DescriptionTraditional clustering approaches for gene expression data are not well adapted to address the complexity and heterogeneity of tumors, where small sets of genes may be aberrantly co-expressed in specific subsets of tumors. Biclustering algorithms that perform local clustering on subsets of genes and conditions help address this problem. We have proposed a graph-based Tunable Biclustering Algorithm (TuBA) (Chapter 2) based on a novel pairwise proximity measure that leverages the size of the data sets to identify subsets of tumor samples that co-express subsets of genes at their highest or lowest levels relative to other samples.
We applied TuBA to three large gene expression datasets encompassing a total of 3,940 breast invasive carcinoma (BRCA) patients (Chapter 3). We demonstrated that there was significant agreement between the results obtained for each data set, and discovered that about 50% of the altered co-expression signatures were associated with a subtype of the disease that exhibits low levels of expression of the estrogen hormone receptor 1 (ER) and the human epidermal growth factor receptor 2 (HER2) genes. Tumors belonging to this subtype are labelled as ER-/HER2-. Since only 15% of all BRCA patients are estimated to have tumors that belong to this subtype, our algorithm was able to highlight the tremendous heterogeneity in alterations within tumors of this subtype. Quite significantly, more than 50% of these signatures were associated with alterations in the DNA that results in amplification (or deletion) of genes’ copies, which subsequently result in higher (or lower) level of gene expression. Thus, TuBA was especially effective in identifying transcriptionally active copy number variations in tumor samples. Finally, TuBA identified biclusters that were associated with the tumor microenvironment, which included biclusters associated with infiltrating immune and stromal cells. These can improve our understanding about the role played by the microenvironment in modulating tumor progression.

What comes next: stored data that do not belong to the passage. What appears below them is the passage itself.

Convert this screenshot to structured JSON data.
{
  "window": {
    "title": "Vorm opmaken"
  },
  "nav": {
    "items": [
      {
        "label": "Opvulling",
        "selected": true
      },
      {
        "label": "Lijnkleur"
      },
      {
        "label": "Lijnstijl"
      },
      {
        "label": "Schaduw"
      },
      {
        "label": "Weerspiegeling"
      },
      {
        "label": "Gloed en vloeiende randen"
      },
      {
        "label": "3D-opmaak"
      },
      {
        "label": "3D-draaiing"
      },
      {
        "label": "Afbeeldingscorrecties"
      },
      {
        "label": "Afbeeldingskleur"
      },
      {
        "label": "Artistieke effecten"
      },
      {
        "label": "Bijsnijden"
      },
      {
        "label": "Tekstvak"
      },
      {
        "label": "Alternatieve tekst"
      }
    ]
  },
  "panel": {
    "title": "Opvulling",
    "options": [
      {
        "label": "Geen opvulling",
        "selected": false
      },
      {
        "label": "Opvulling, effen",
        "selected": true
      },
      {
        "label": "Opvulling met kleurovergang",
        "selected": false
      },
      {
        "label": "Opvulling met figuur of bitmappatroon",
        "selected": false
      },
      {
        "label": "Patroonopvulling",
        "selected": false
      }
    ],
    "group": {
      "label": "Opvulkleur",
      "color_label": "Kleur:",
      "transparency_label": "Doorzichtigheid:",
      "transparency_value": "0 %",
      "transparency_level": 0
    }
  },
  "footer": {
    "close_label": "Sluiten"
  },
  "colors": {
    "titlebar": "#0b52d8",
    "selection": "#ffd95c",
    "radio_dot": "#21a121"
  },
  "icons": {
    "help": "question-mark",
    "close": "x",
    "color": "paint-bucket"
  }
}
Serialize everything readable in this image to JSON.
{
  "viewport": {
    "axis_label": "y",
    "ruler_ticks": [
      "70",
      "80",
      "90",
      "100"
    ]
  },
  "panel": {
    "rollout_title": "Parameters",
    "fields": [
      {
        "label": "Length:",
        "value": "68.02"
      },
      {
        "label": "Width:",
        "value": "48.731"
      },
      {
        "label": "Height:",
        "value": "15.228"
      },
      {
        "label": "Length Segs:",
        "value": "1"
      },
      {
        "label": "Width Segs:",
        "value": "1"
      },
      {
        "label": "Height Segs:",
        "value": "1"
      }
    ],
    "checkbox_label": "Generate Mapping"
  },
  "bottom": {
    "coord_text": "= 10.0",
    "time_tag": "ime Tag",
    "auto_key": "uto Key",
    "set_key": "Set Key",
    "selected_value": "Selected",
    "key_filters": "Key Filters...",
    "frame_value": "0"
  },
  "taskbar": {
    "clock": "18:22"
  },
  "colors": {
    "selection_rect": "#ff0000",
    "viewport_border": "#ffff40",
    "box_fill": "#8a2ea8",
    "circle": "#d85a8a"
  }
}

We showed that TuBA outperforms other algorithms in identification of co-expressed genes located in transcriptionally active copy number altered sites (Chapter 4). Moreover, from a differential co-expression perspective, TuBA offers an advantage over other methods since no prior specification of subsets of samples (conditions) is necessary; the nature of our proximity measure ensures that such differential co-expression signatures are preferentially identified.
In summary, our method identified a multitude of altered transcriptional profiles associated with the tremendous heterogeneity of diseased states in breast cancer. Exploring the diversity of these aberrant signatures can help identify potential biomarkers of clinical relevance that can further improve treatment outcomes, especially for ER-/HER2- breast cancers. Although transcriptomic alterations are not the ultimate determinants of progression of disease, our algorithm holds the promise to improve therapeutic selection and design by identifying significantly altered transcriptional patterns associated with tumors.